Unmanned aerial vehicle (UAV) remote sensing images used for semantic segmentation possess distinct features compared to urban street scene images, including high resolution and a complex background. Spatial information plays a pivotal role in enhancing the performance of semantic segmentation for high-resolution images. The dual-branch architecture for semantic segmentation incorporates supplementary branches to capture spatial information. However, prior research on dual-branch semantic segmentation neglected the interaction between the contextual and spatial branches, leading to suboptimal model performance.
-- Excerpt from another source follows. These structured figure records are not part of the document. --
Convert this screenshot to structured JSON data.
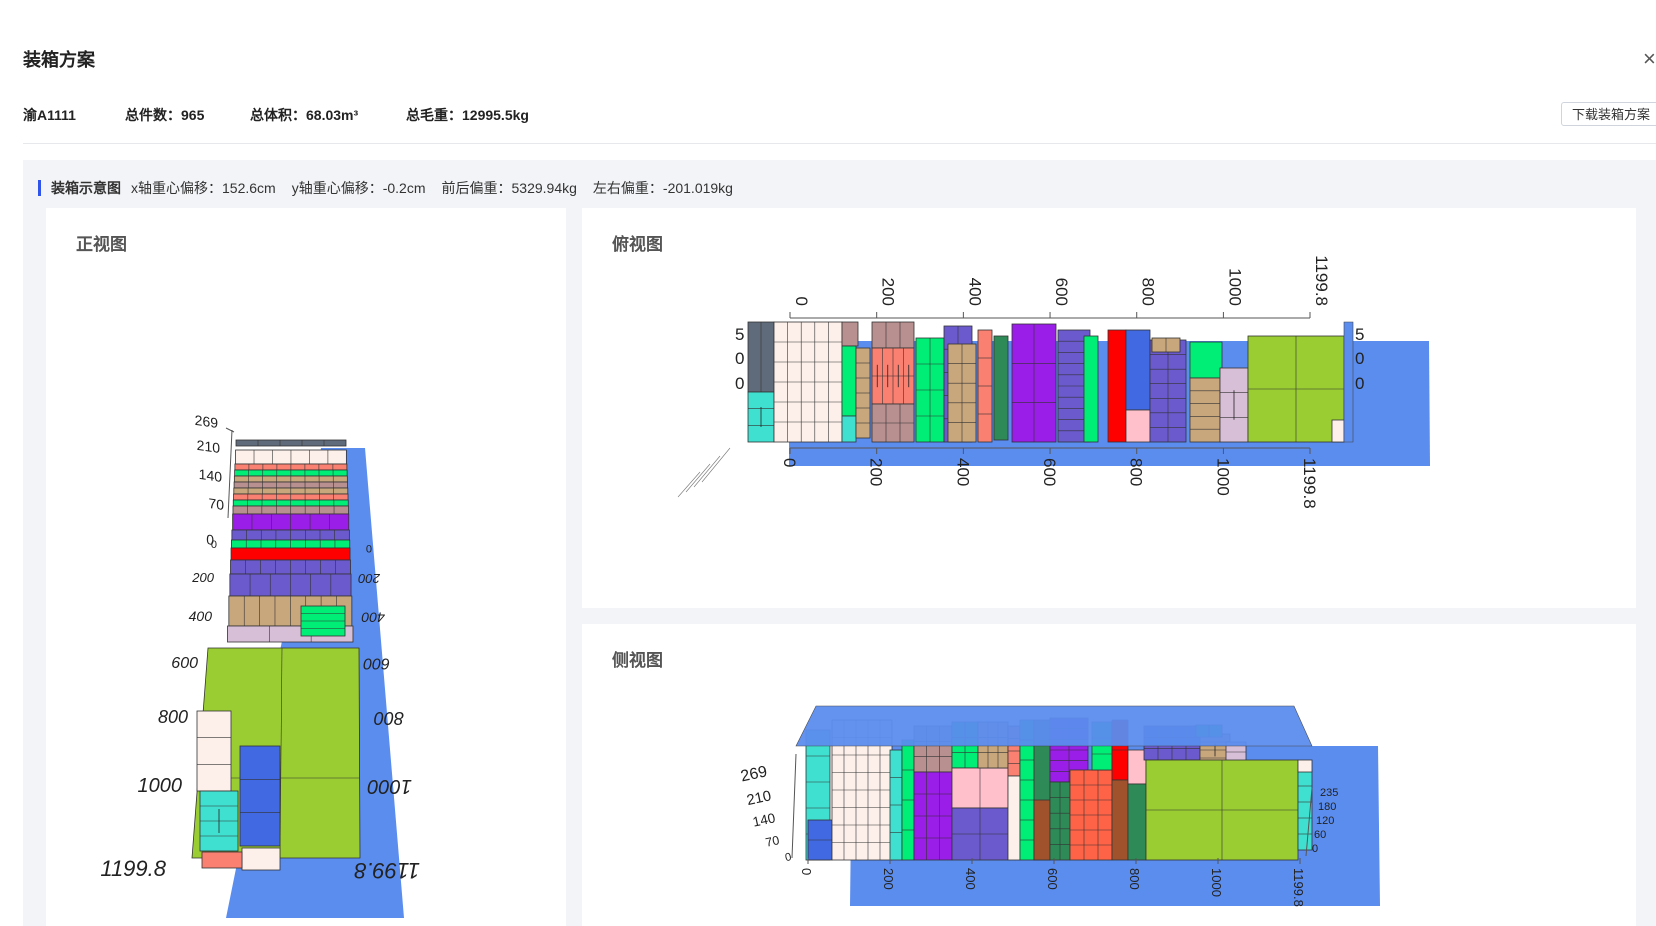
{
  "header": {
    "title": "装箱方案"
  },
  "summary": {
    "plate": "渝A1111",
    "total_pieces": "总件数：965",
    "total_volume": "总体积：68.03m³",
    "total_weight": "总毛重：12995.5kg",
    "download_label": "下载装箱方案"
  },
  "section": {
    "label": "装箱示意图",
    "x_offset": "x轴重心偏移：152.6cm",
    "y_offset": "y轴重心偏移：-0.2cm",
    "front_rear": "前后偏重：5329.94kg",
    "left_right": "左右偏重：-201.019kg"
  },
  "views": {
    "front": {
      "title": "正视图"
    },
    "top": {
      "title": "俯视图"
    },
    "side": {
      "title": "侧视图"
    }
  },
  "axis": {
    "length_ticks": [
      "0",
      "200",
      "400",
      "600",
      "800",
      "1000",
      "1199.8"
    ],
    "height_ticks": [
      "0",
      "70",
      "140",
      "210",
      "269"
    ],
    "width_ticks": [
      "0",
      "60",
      "120",
      "180",
      "235"
    ]
  },
  "colors": {
    "container": "#5b8def",
    "lime": "#9acd32",
    "purple": "#9b1de8",
    "slate": "#6a5acd",
    "green": "#00ee76",
    "red": "#ff0000",
    "salmon": "#fa8072",
    "tan": "#c9a77c",
    "rosy": "#b89090",
    "thistle": "#d8bfd8",
    "royal": "#4169e1",
    "turquoise": "#40e0d0",
    "seashell": "#fdf0ea",
    "darkgreen": "#2e8b57",
    "gray": "#5f6b7a",
    "pink": "#ffc0cb",
    "orange": "#ff6347",
    "brown": "#a0522d"
  }
}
In this discourse, the article introduces a dual-branch semantic segmentation framework. This design advances the system's understanding of spatial information while facilitating inter-branch learning through two key modules. Initially, the spatial calibration feature extraction module employs frequency domain processing and learning tactics distinct from the contextual approach to generate image features under varied noise conditions. Calibration is achieved by generating features from diverse angles. Subsequently, the spatially-guided loss function directs the acquisition of spatial information for the spatial branch by condensing the deep image characteristics for the context branch. To assess the generalization capacity of the proposed method, experiments will be conducted on three different datasets. The proposed method's modules will be integrated into three representative dual-branch networks, allowing assessment of the generalization capacity of the key DBCG components. Empirical evidence demonstrates that this approach is highly effective, significantly surpassing the performance of the baseline network.